Months back, former Jacksonville Mayor Alvin Brown launched a Democratic primary challenge to U.S. Rep. Al Lawson.
The idea was to take back a “Jacksonville seat” from the Tallahassee Democrat — U.S. Rep. Corrine Brown lost to Lawson, months before an even more catastrophic loss (numerous guilty verdicts in a federal fraud trial).
The laconic Lawson was blunt about his challenger, saying Alvin Brown was “a failed mayor … just looking for a job,” and that Lawson would “retire” him from politics.
The latest polls suggest that Brown couldn’t make the sale. Surveys from University of North Florida and St. Pete Polls suggest this is a 20 point race, with Lawson having all the momentum west of 295, and with Brown unable to consolidate his Jacksonville base.
Indeed, Lawson enjoyed a number of important Jacksonville endorsements, critical to his race against former Mayor Alvin Brown. The local Fraternal Order of Police and Jacksonville Association of Fire Fighters endorsed him, as did state Rep. Tracie Davis and the Florida Times-Union.
By every indication, the Brown campaign is in its last few days. However, a Thursday night rally of about 50 enthusiastic “true believers” suggested that they see a path forward.
The former Mayor came out to “Ain’t No Stoppin’ Us Now,” the 70s Philly Soul classic that is a universal anthem of affirmation and spoke characteristically, describing the campaign’s “phenomenal opportunity to improve quality of life in the 5th Congressional District.”
Brown worked the crowd with call and response, the cadences of the church. Likewise familiar was at least one policy position — advocacy for a VA hospital in Jacksonville, a position Lawson took with legislation.

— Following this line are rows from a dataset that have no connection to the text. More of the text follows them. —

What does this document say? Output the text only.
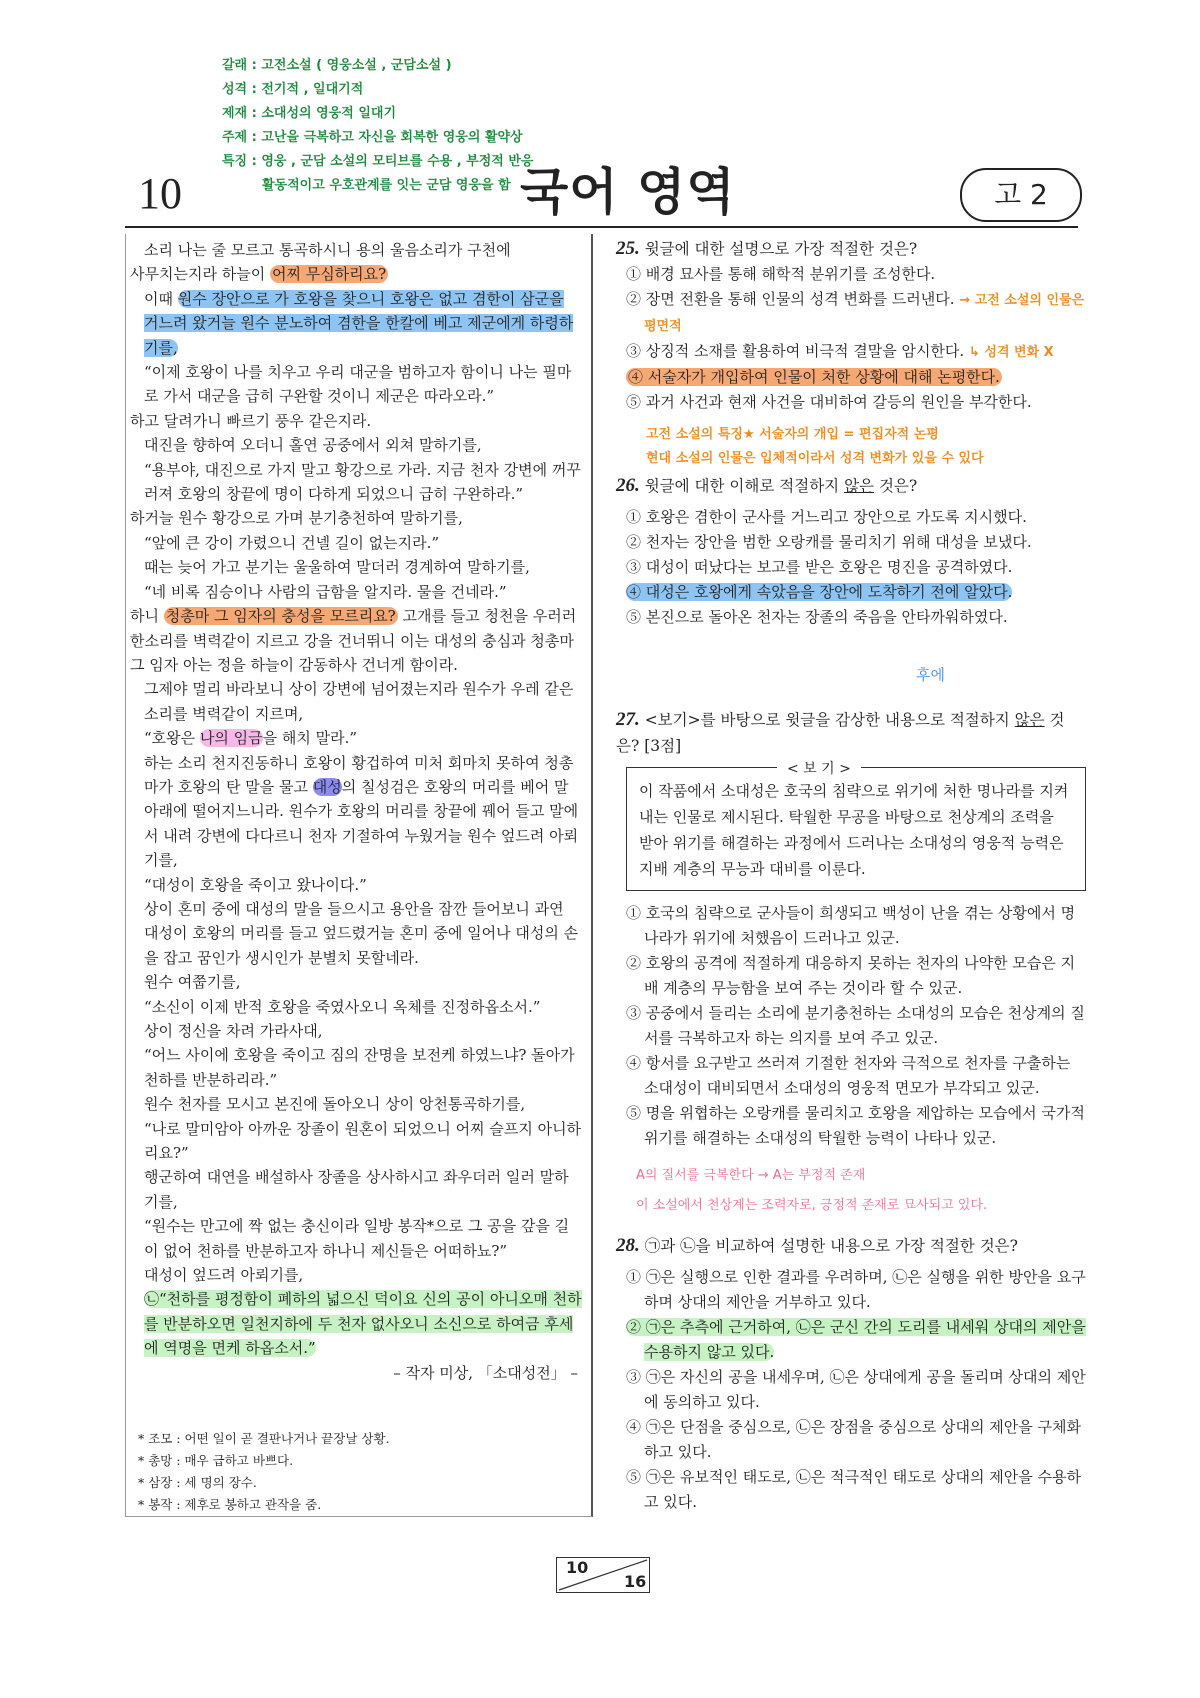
갈래 : 고전소설 ( 영웅소설 , 군담소설 )
성격 : 전기적 , 일대기적
제재 : 소대성의 영웅적 일대기
주제 : 고난을 극복하고 자신을 회복한 영웅의 활약상
특징 : 영웅 , 군담 소설의 모티브를 수용 , 부정적 반응
활동적이고 우호관계를 잇는 군담 영웅을 함
10	국어 영역	고 2

소리 나는 줄 모르고 통곡하시니 용의 울음소리가 구천에

사무치는지라 하늘이 어찌 무심하리요?

이때 원수 장안으로 가 호왕을 찾으니 호왕은 없고 겸한이 삼군을 거느려 왔거늘 원수 분노하여 겸한을 한칼에 베고 제군에게 하령하기를,

“이제 호왕이 나를 치우고 우리 대군을 범하고자 함이니 나는 필마로 가서 대군을 급히 구완할 것이니 제군은 따라오라.”

하고 달려가니 빠르기 풍우 같은지라.

대진을 향하여 오더니 홀연 공중에서 외쳐 말하기를,

“용부야, 대진으로 가지 말고 황강으로 가라. 지금 천자 강변에 꺼꾸러져 호왕의 창끝에 명이 다하게 되었으니 급히 구완하라.”

하거늘 원수 황강으로 가며 분기충천하여 말하기를,

“앞에 큰 강이 가렸으니 건넬 길이 없는지라.”

때는 늦어 가고 분기는 울울하여 말더러 경계하여 말하기를,

“네 비록 짐승이나 사람의 급함을 알지라. 물을 건네라.”

하니 청총마 그 임자의 충성을 모르리요? 고개를 들고 청천을 우러러 한소리를 벽력같이 지르고 강을 건너뛰니 이는 대성의 충심과 청총마 그 임자 아는 정을 하늘이 감동하사 건너게 함이라.

그제야 멀리 바라보니 상이 강변에 넘어졌는지라 원수가 우레 같은 소리를 벽력같이 지르며,

“호왕은 나의 임금을 해치 말라.”

하는 소리 천지진동하니 호왕이 황겁하여 미처 회마치 못하여 청총마가 호왕의 탄 말을 물고 대성의 칠성검은 호왕의 머리를 베어 말 아래에 떨어지느니라. 원수가 호왕의 머리를 창끝에 꿰어 들고 말에서 내려 강변에 다다르니 천자 기절하여 누웠거늘 원수 엎드려 아뢰기를,

“대성이 호왕을 죽이고 왔나이다.”

상이 혼미 중에 대성의 말을 들으시고 용안을 잠깐 들어보니 과연 대성이 호왕의 머리를 들고 엎드렸거늘 혼미 중에 일어나 대성의 손을 잡고 꿈인가 생시인가 분별치 못할네라.

원수 여쭙기를,

“소신이 이제 반적 호왕을 죽였사오니 옥체를 진정하옵소서.”

상이 정신을 차려 가라사대,

“어느 사이에 호왕을 죽이고 짐의 잔명을 보전케 하였느냐? 돌아가 천하를 반분하리라.”

원수 천자를 모시고 본진에 돌아오니 상이 앙천통곡하기를,

“나로 말미암아 아까운 장졸이 원혼이 되었으니 어찌 슬프지 아니하리요?”

행군하여 대연을 배설하사 장졸을 상사하시고 좌우더러 일러 말하기를,

“원수는 만고에 짝 없는 충신이라 일방 봉작*으로 그 공을 갚을 길이 없어 천하를 반분하고자 하나니 제신들은 어떠하뇨?”

대성이 엎드려 아뢰기를,

㉡“천하를 평정함이 폐하의 넓으신 덕이요 신의 공이 아니오매 천하를 반분하오면 일천지하에 두 천자 없사오니 소신으로 하여금 후세에 역명을 면케 하옵소서.”

– 작자 미상, 「소대성전」 –

* 조모 : 어떤 일이 곧 결판나거나 끝장날 상황.
* 총망 : 매우 급하고 바쁘다.
* 삼장 : 세 명의 장수.
* 봉작 : 제후로 봉하고 관작을 줌.

25. 윗글에 대한 설명으로 가장 적절한 것은?

① 배경 묘사를 통해 해학적 분위기를 조성한다.

② 장면 전환을 통해 인물의 성격 변화를 드러낸다. → 고전 소설의 인물은 평면적

③ 상징적 소재를 활용하여 비극적 결말을 암시한다. ↳ 성격 변화 X

④ 서술자가 개입하여 인물이 처한 상황에 대해 논평한다.

⑤ 과거 사건과 현재 사건을 대비하여 갈등의 원인을 부각한다.

고전 소설의 특징★ 서술자의 개입 = 편집자적 논평
현대 소설의 인물은 입체적이라서 성격 변화가 있을 수 있다

26. 윗글에 대한 이해로 적절하지 않은 것은?

① 호왕은 겸한이 군사를 거느리고 장안으로 가도록 지시했다.

② 천자는 장안을 범한 오랑캐를 물리치기 위해 대성을 보냈다.

③ 대성이 떠났다는 보고를 받은 호왕은 명진을 공격하였다.

④ 대성은 호왕에게 속았음을 장안에 도착하기 전에 알았다.

⑤ 본진으로 돌아온 천자는 장졸의 죽음을 안타까워하였다.

후에

27. <보기>를 바탕으로 윗글을 감상한 내용으로 적절하지 않은 것은? [3점]

< 보 기 >
이 작품에서 소대성은 호국의 침략으로 위기에 처한 명나라를 지켜내는 인물로 제시된다. 탁월한 무공을 바탕으로 천상계의 조력을 받아 위기를 해결하는 과정에서 드러나는 소대성의 영웅적 능력은 지배 계층의 무능과 대비를 이룬다.

① 호국의 침략으로 군사들이 희생되고 백성이 난을 겪는 상황에서 명나라가 위기에 처했음이 드러나고 있군.

② 호왕의 공격에 적절하게 대응하지 못하는 천자의 나약한 모습은 지배 계층의 무능함을 보여 주는 것이라 할 수 있군.

③ 공중에서 들리는 소리에 분기충천하는 소대성의 모습은 천상계의 질서를 극복하고자 하는 의지를 보여 주고 있군.

④ 항서를 요구받고 쓰러져 기절한 천자와 극적으로 천자를 구출하는 소대성이 대비되면서 소대성의 영웅적 면모가 부각되고 있군.

⑤ 명을 위협하는 오랑캐를 물리치고 호왕을 제압하는 모습에서 국가적 위기를 해결하는 소대성의 탁월한 능력이 나타나 있군.

A의 질서를 극복한다 → A는 부정적 존재
이 소설에서 천상계는 조력자로, 긍정적 존재로 묘사되고 있다.

28. ㉠과 ㉡을 비교하여 설명한 내용으로 가장 적절한 것은?

① ㉠은 실행으로 인한 결과를 우려하며, ㉡은 실행을 위한 방안을 요구하며 상대의 제안을 거부하고 있다.

② ㉠은 추측에 근거하여, ㉡은 군신 간의 도리를 내세워 상대의 제안을 수용하지 않고 있다.

③ ㉠은 자신의 공을 내세우며, ㉡은 상대에게 공을 돌리며 상대의 제안에 동의하고 있다.

④ ㉠은 단점을 중심으로, ㉡은 장점을 중심으로 상대의 제안을 구체화하고 있다.

⑤ ㉠은 유보적인 태도로, ㉡은 적극적인 태도로 상대의 제안을 수용하고 있다.

10
16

Brown, the first black Mayor of Jacksonville, was emphatic: “We will make history one more time.”
We asked Brown about the polls and the homestretch of the campaign, and he was enthusiastic, noting the campaign has knocked 15,000 doors in the last seven days.
“The bottom line is turnout. We have to get turnout up in Duval County,” Brown said.
One pollster, Michael Binder of University of North Florida, saw it differently: ““Roughly half of Congressional District 5 voters are in Duval County, and even though Brown is ahead by 18 percentage points in Duval, that isn’t nearly enough. Lawson is ahead by nearly 60 percentage points in the counties west of Duval.”
“We have a great opportunity,” Brown said. “I’m going every day. It’s all about the turnout. That’s the bottom line.”
Brown touted support from faith leaders last week; in recent days, three of them walked back their endorsements.
Brown, when asked, did not address that.
“I’m very proud and excited about the support I have from faith leaders,” Brown said.
Digital, radio, direct mail, knocking on doors and waving signs, said Brown, are the ways his campaign will engage voters.
There won’t be any TV spots.
Can ground game reverse trends that seem deeply seated in polling?
Time, as ever, will tell.
Brown and Lawson continued to raise money up until the end. Lawson brought in $15,400; Brown actually brought in almost $25,000.
While that helped to make up a deficit Brown faced in cash on hand as of the final pre-primary report Aug. 8 ($131,000 to $84,000), it’s clear the cavalry didn’t come on time — or with enough ammo to capsize an incumbent that the Congressional Democratic establishment (everyone from Nancy Pelosi and Steny Hoyer to the Congressional Black Caucus) rallied behind.